Versteckt unter dem nördlichen Bogen der Tower Bridge liegt Dead Man’s Hole, einer der gruseligsten Orte Londons am Flussufer. Hinter Eisengeländern am Wasserrand gelegen, wurde diese kleine Kammer am Flussufer von der Thames Police genutzt, um von der Flut angespülte Leichen zu bergen und vorübergehend aufzubewahren, bevor sie identifiziert oder dem Gerichtsmediziner übergeben wurden.
Im viktorianischen Zeitalter war die Themse sowohl Londons belebteste Wasserstraße als auch eine der tödlichsten. Unfälle, Selbstmorde und Ertrinken waren tragischerweise häufig, während der Fluss auch die Opfer von Verbrechen verbarg. Wenn die Flut Leichen entlang des Ufers trug, wurden sie oft von Orten wie Dead Man's Hole geborgen, wo Polizei- und Bestattungsbeamte ihre ersten Untersuchungen durchführten.
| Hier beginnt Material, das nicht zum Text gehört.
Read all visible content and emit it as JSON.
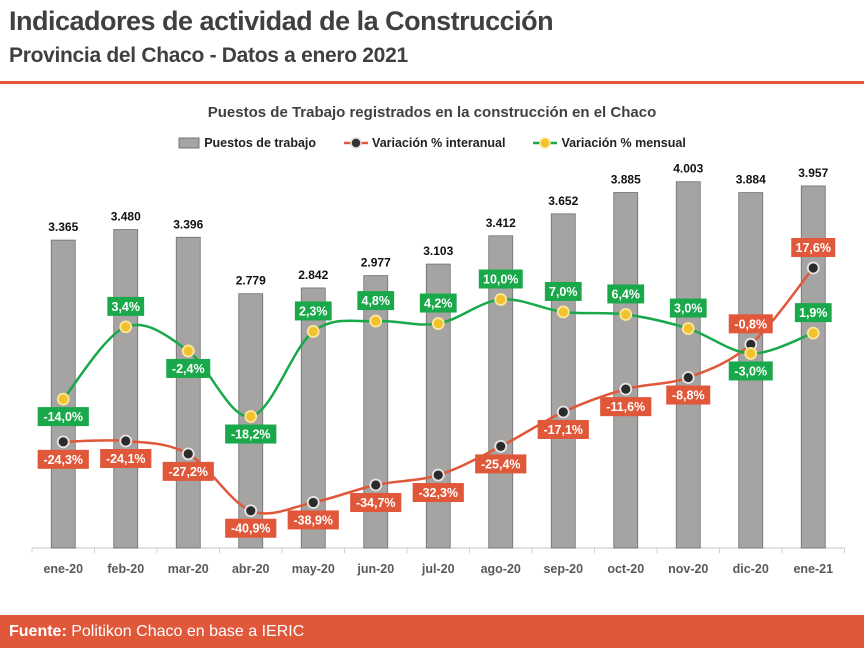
{
  "header": {
    "title": "Indicadores de actividad de la Construcción",
    "subtitle": "Provincia del Chaco - Datos a enero 2021"
  },
  "footer": {
    "label": "Fuente:",
    "text": " Politikon Chaco en base a IERIC"
  },
  "chart_data": {
    "type": "bar",
    "title": "Puestos de Trabajo registrados en la construcción en el Chaco",
    "categories": [
      "ene-20",
      "feb-20",
      "mar-20",
      "abr-20",
      "may-20",
      "jun-20",
      "jul-20",
      "ago-20",
      "sep-20",
      "oct-20",
      "nov-20",
      "dic-20",
      "ene-21"
    ],
    "legend_position": "top",
    "grid": false,
    "series": [
      {
        "name": "Puestos de trabajo",
        "type": "bar",
        "color": "#a6a3a3",
        "values": [
          3365,
          3480,
          3396,
          2779,
          2842,
          2977,
          3103,
          3412,
          3652,
          3885,
          4003,
          3884,
          3957
        ],
        "labels": [
          "3.365",
          "3.480",
          "3.396",
          "2.779",
          "2.842",
          "2.977",
          "3.103",
          "3.412",
          "3.652",
          "3.885",
          "4.003",
          "3.884",
          "3.957"
        ]
      },
      {
        "name": "Variación % interanual",
        "type": "line",
        "color": "#e0573a",
        "values": [
          -24.3,
          -24.1,
          -27.2,
          -40.9,
          -38.9,
          -34.7,
          -32.3,
          -25.4,
          -17.1,
          -11.6,
          -8.8,
          -0.8,
          17.6
        ],
        "labels": [
          "-24,3%",
          "-24,1%",
          "-27,2%",
          "-40,9%",
          "-38,9%",
          "-34,7%",
          "-32,3%",
          "-25,4%",
          "-17,1%",
          "-11,6%",
          "-8,8%",
          "-0,8%",
          "17,6%"
        ]
      },
      {
        "name": "Variación % mensual",
        "type": "line",
        "color": "#19a84a",
        "values": [
          -14.0,
          3.4,
          -2.4,
          -18.2,
          2.3,
          4.8,
          4.2,
          10.0,
          7.0,
          6.4,
          3.0,
          -3.0,
          1.9
        ],
        "labels": [
          "-14,0%",
          "3,4%",
          "-2,4%",
          "-18,2%",
          "2,3%",
          "4,8%",
          "4,2%",
          "10,0%",
          "7,0%",
          "6,4%",
          "3,0%",
          "-3,0%",
          "1,9%"
        ]
      }
    ]
  }
}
Die Kammer selbst ist streng funktional. Ihre weißen glasierten Fliesen wurden nicht zur Dekoration, sondern aus hygienischen Gründen gewählt, da sie nach den Bergungsuntersuchungen leicht gereinigt werden konnten. Aus der Themse geborgene Leichen befanden sich nach Tagen im Wasser oft in einem fortgeschrittenen Verwesungszustand, während die Kraft der Gezeiten und die ständige Bewegung entlang des Flusses sie häufig stark beschädigten. Es war ein unbestreitbar düsterer Ort, aber einer, der einen wesentlichen Bestandteil des Systems des viktorianischen London im Umgang mit unbekannten Toten bildete.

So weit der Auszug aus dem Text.